What are you looking forward to learn in 2020?
Hi everyone,
With the holiday break coming up, many of us take advantage of the time to catch up on our professional or personal interests, plan out the coming year, etc.
What are you going to be learning/playing with during the break and in the coming year?
Started to learn Go this month. Turns out if you have been programming for a while you just need to jump into coding challenges and surf the documentation. No need to read giant books or 10 hr courses to get started. I've really enjoyed the language so far. Next year I want to start learning more Go for developing web services and also more complex topics such as concurrency.
React. 80%+ of the job postings I'm seeing for Front-end or Full stack include React in some way shape or form.
As an Angular dev (6+ years) it's clear the broader market is looking for something different.
Learn to Swim. My 5 and 6 year olds can swim but I can't. It's time for me.
Haskell gamedev. It can be used for most _everything_ .. game logic, graphics, art & animation pipeline, sound effect generation, music composition, etc.
Getting back into audio production (which was my main hobby before starting my career) by way of solidifying my understanding of music theory and piano technique. I've "played piano" for years, but have never really studied it.
Spark and do some data engineering projects on my own. I want to transfer to BI and that's part of their job to maintain data pipelines. Plus it's further from business which is a huge advantage to me. Going to spend rest of my career life figuring out how to stay as far from core business as possible while still making enough money.
Learning vim and reading "Competitive Programmer’s Handbook" by Antti Laaksonen in preparation for programming interviews next year!

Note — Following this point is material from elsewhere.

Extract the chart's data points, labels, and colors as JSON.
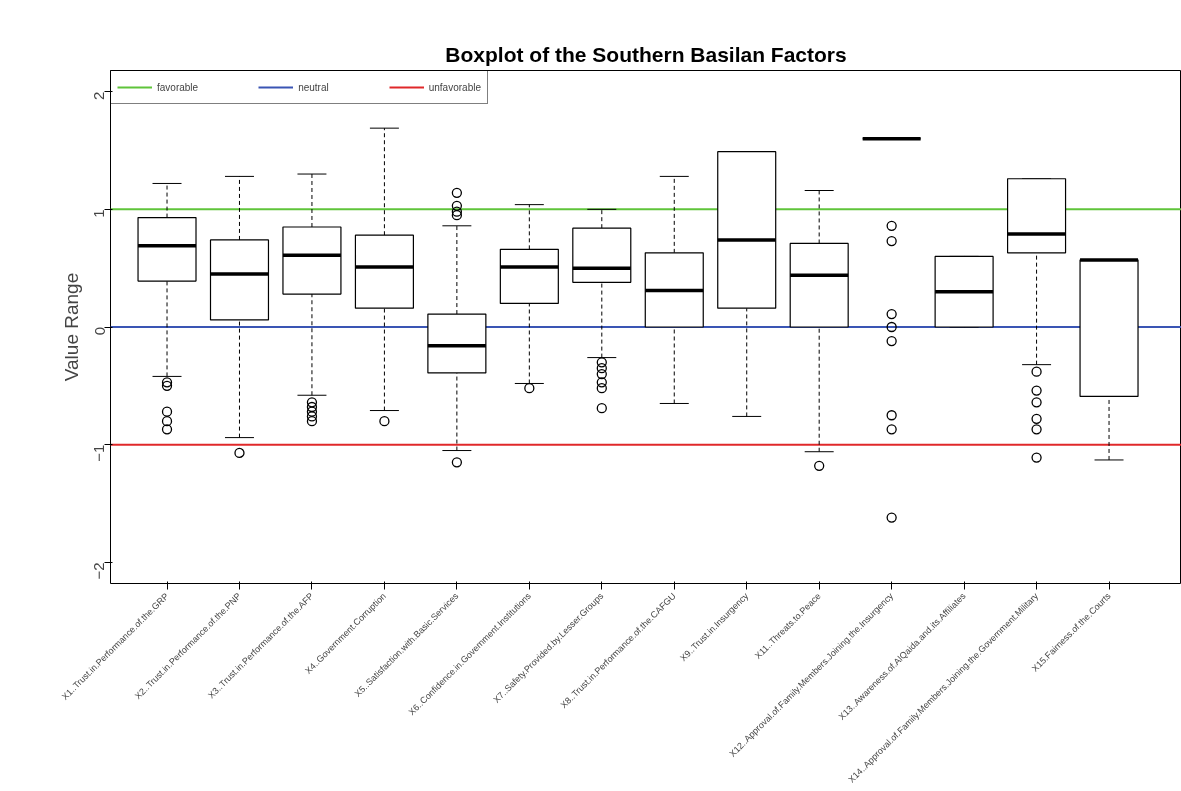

Go and React (re-learning, haven't dome frontend in a few years). Definitely a career-focused choice, but not unhappy or dreading it.
Go.
Carpentry (get back at it).
Drawing/sketching (I’m planning to take classes).
And learn about fields of work, or higher education options that can help me get into a mix of product and UX and slowly move out of full time coding. This bit seems the toughest.
Feeling at ease being myself.
I'd like to "gain" some knowledge of opamps.
Some biology and genetics. I’m interested in bioinformatics, and need to get a grip on the sciencey stuff.
Bass guitar. I rented one for $20/mo as a test and it's the most fun instrument I've ever tried with drums in second.
I would really like to learn how to make good video, the kind that people cannot stop watching.
I just finished teaching two elementary classes the basics of programming in Scratch.
I created video so the kids could review it at home. But when I am watching it, I realize it is super dry and boring.
I am not really where to start to find a way to learn this.
I'm taking an EMT training class as part of my transition out of software into medicine. I'm very excited for it!